I started off walking but when I hit the 1/4 mile marker I decided to do some running intervals, just to take it up a notch. Several years ago, I did a lot of running and at my peak was running 25 miles a week. I loved it but it was way too hard on my body. I ended up with a couple of foot injuries and it was never very comfortable for my knees. I’d take some time off to heal and then try to get back out there and I kept having the same issues – eventually I decided that my body just wasn’t made for running and if I want to be able to stay active, I need to do activities that don’t cause injury regularly. Needless to say, it’s been a long time since I’ve done any running – even short intervals are rare because I’ve been focused on biking, weights and barre this year.

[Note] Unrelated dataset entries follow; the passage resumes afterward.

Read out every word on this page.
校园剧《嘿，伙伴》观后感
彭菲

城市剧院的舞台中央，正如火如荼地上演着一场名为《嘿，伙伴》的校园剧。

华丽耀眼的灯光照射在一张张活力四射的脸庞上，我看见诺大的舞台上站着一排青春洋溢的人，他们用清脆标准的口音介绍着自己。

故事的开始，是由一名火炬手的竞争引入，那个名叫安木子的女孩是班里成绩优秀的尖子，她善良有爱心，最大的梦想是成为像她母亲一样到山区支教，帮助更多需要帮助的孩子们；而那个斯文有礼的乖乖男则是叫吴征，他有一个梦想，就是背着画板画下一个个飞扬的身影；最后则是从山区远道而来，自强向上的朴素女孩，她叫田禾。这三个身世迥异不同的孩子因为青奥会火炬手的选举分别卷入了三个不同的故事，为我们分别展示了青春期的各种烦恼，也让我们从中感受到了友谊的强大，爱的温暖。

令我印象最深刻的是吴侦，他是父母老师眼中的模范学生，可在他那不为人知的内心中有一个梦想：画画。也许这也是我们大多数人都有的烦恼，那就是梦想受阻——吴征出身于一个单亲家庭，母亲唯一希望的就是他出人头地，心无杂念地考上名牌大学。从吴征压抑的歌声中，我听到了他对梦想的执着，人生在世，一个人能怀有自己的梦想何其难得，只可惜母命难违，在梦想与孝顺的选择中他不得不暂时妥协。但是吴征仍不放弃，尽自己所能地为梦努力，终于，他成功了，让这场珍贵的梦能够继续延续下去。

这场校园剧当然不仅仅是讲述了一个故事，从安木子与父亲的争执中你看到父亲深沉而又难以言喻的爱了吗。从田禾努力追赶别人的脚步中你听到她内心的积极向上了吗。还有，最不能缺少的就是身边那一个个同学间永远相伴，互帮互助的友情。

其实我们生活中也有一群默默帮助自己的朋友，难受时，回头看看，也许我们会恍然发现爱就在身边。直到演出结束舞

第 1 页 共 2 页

While my intention was to just do some walking/running intervals, I started running at the 1/4 mile mark and kept going until the end of the trail! I ran 1 and 1/4 miles without stopping. I walked about a 1/4 mile again and then I ran another 3/4 of a mile (before finishing the route by walking the rest of the way). So I ran 2 whole miles yesterday!

That may not seem like a big deal to you, but it is to me! While I feel like my heart and lungs are strong enough to run (I exercise at high intensity several days a week), I’m certainly not training for any type of distance or endurance and it’s been a long time since I’ve even attempted to run more than a minute at time. It felt really good!

Today, I’m feeling a bit achy and my hips are stiff (that’s nothing a good stretch can’t fix) but I’m itching to get out there and do it again. Maybe I’m not going to be a regular runner anymore, but I like knowing that I can run a mile or two, once in awhile. I love having variety in my workouts.

Not from the rail trail, but another pic from my time outside yesterday.

Not from the rail trail, but another pic from my time outside yesterday.

I used to see the fact that I couldn’t run daily anymore as a reason to not do it at all – but yesterday’s impromptu run was a good reminder that I can throw out absolutes and rules I make for myself, and instead focus on what the body wants/needs at any given moment. I can enjoy the occasional short run, even if I’m not able do it several days a week. I’m the one who decides this stuff.

There’s nothing boxing me in to either side. I don’t have to choose running all the time or not running at all. I can find a middle ground that works for me (even if that means it’s only 3 times a year). I can be a “sometimes” runner if that’s what I want.

This is something I always need to work on. I often have an all or nothing mindset. I usually won’t do something unless I know I can do it perfectly, or at least really really well. I get incredibly uncomfortable diving into things for the first time.  Over the years, there were countless diet attempts that I failed on and then gave up entirely because I couldn’t do it exactly as I was supposed to. If I had one emotional eating episode after two weeks of none, I saw it as a reason to just give up and binge constantly. I’d skip exercising if I couldn’t get a whole hour in. I’m the type of person who can’t enjoy a movie if I miss the first few minutes of it. And if I start a book, you better believe I’m going to finish it, even if it’s boring me to death and takes me a year to get through. All or nothing. No inbetween.

But life doesn’t have to be all or nothing. We’re not stuck obeying the rules we set for ourselves forever. I can be a sometimes runner. I can eat well most of the time. I can enjoy a cocktail and a dessert sometimes. I can exercise when I can. I can put the book that bores me back on the shelf (and pick up one that doesn’t!). I can take a week to respond to email or not respond at all (the horror!). I’m the boss of me.

Just as I’ve been practicing listening to my body more – paying attention to those hunger & satisfaction cues, knowing when I need to rest, knowing when I can push it harder, I have to listen to my soul more. If my soul doesn’t dig a certain book, who gives a shit? Who is keeping count? If my soul wants to dabble in an activity once in awhile, why not?

I don’t have to label or limit myself. You don’t have to label or limit yourself either. You don’t have to be a healthy eater or someone who enjoys cake. You can be both or neither. You are you. I am me. All of the time. Whatever that looks like.